On the eve of 2000, I was going to a party at Danny Meyer’s house. Embarrassed to change there, I put on my lucky underwear early. This fucked it all up. You can’t put it on 5 hours early, apparently. 2000 was miserable! Full of unrequited love, trouble with teachers, bad driving experiences [as this was the year I finally, after years of practice, got my driver's license].

So I decided to start 2001 off right. I stashed the lucky yellow undies in my purse and headed out to a party at Paul’s house. They all teased when I headed up to the bathroom at 11:45 to do my little New Year’s ritual, but I didn’t care.

And what happened then?

2001 was the Year of the Katie. Best. Year. Ever. Full of romance, scandal, fun vacations, hysterical hyjinks, 18th birthdays, money, and lots of material wants. There’s nothing else to explain it but the lucky underwear.

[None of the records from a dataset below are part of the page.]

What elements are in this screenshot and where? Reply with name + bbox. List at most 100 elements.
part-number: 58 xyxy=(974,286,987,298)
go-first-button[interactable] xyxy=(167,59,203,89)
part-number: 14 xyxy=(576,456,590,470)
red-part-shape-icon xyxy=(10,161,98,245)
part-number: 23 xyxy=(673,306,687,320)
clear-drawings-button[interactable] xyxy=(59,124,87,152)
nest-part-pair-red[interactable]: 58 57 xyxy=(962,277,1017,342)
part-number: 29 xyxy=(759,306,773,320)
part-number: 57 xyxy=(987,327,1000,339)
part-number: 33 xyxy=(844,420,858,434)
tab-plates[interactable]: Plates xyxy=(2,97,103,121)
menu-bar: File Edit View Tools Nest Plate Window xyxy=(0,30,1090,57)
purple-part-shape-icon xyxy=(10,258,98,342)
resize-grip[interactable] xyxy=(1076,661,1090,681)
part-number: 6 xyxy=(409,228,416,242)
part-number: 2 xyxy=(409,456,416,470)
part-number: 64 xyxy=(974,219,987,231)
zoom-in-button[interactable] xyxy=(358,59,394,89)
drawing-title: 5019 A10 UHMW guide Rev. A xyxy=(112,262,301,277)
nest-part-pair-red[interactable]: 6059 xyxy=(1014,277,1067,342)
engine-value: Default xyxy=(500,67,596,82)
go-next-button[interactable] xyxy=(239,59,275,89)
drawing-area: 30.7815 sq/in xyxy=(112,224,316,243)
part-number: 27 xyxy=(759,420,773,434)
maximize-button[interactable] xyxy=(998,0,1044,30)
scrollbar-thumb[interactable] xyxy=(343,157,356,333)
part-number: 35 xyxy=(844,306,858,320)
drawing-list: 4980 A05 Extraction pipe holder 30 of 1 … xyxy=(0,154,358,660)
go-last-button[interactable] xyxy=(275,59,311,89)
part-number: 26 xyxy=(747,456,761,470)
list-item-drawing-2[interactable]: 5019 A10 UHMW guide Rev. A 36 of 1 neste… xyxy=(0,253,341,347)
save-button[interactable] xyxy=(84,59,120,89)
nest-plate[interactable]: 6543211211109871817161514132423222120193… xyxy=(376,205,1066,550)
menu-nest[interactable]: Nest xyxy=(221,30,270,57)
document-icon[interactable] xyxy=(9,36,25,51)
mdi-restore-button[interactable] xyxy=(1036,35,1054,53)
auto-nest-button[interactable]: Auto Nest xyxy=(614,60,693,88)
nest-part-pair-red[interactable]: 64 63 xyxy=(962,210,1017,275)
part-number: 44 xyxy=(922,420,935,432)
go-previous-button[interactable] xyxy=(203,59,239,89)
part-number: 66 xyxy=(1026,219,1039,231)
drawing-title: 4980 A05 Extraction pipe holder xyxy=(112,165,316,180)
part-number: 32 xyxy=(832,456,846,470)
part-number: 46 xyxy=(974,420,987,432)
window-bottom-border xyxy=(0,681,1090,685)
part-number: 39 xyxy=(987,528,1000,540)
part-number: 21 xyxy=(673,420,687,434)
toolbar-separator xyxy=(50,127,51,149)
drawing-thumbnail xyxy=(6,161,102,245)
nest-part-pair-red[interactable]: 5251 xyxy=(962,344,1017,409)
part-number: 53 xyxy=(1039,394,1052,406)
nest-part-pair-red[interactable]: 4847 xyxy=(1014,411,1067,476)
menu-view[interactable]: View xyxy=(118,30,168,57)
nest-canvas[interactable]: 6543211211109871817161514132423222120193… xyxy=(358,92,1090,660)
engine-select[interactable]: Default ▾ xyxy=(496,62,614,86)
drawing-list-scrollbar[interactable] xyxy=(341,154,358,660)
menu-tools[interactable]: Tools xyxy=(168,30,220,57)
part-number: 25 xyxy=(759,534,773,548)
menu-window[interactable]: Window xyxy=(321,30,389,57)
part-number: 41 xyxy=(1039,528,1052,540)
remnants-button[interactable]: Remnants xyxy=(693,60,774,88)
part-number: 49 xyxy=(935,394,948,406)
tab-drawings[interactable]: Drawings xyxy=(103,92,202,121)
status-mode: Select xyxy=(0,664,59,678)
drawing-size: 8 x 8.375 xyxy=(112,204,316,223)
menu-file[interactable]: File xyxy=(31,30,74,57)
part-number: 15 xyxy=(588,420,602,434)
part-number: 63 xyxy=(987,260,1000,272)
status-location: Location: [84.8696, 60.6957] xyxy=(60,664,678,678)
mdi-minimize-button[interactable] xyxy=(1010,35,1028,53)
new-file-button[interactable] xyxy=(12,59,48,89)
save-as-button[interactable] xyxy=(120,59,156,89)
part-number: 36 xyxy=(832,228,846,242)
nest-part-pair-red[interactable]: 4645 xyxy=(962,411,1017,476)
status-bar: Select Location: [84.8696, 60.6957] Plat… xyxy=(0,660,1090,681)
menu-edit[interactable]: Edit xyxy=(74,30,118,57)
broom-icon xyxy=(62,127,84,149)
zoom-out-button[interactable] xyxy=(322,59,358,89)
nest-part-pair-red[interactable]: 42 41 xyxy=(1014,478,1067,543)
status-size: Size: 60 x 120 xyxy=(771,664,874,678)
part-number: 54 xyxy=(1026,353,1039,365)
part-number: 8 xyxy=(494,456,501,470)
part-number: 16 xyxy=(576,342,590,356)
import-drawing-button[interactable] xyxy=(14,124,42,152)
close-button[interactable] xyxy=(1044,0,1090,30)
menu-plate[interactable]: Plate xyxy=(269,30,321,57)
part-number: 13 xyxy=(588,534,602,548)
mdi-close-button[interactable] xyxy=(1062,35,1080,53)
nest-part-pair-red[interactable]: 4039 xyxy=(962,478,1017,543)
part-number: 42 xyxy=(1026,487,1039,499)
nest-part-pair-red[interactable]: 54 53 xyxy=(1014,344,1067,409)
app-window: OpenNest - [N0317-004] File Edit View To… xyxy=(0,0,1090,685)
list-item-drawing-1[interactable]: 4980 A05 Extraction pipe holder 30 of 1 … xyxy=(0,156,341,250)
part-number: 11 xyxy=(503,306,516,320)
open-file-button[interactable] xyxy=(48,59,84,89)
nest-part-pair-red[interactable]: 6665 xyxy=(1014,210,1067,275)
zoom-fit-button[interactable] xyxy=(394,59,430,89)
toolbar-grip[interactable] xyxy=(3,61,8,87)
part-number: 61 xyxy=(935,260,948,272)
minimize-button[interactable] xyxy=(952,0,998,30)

So today we bought lots of yellow underwear and Mom is wrapping it as we speak. I got a pair for Rae, too.

2002 is going to be every bit as good as 2001, I can feel it.

So, these are the requirements for making lucky yellow underwear work for you:

  1. It must be a gift, bought and paid for by someone other than the person who will end up wearing it.
  2. It must be yellow. Style is not important. I would warn against patterns that merely include yellow–at least get one where the main color is yellow. You don’t want to screw this up!
  3. You have to put it on just a few minutes before midnight. But don’t wait until the very last minute, or you’ll miss the countdown on TV. :-)

Happy New Year’s!

Posted: 12:03 pm · Category: Theories · Comments: 4


More about the charm…

22
Jun
2001

More about the charm…

Identifying charcateristics of charmers:

  • They have cool shoes.
  • They’re undeniably sexy, but in an unconventional way.
  • They often have ecclectic tastes.
  • They like weird foods, weird combinations of foods.
  • They sometimes have unusual speech patterns.
  • They have a strong sense of self, personal style.
  • Some charmers are known for messy hair, but not all of them.
  • They have strong opinions and like to argue about them.
  • They sometimes hurt people emotionally either unknowingly or unintentionally.
  • They often have silly reasons for breaking off romantic involvements (I know of one who broke up with his girlfriend because he didn’t like the way she laughed).
  • They seem to know a lot of people.
  • It’s hard to tell if they’re being completely sincere sometimes.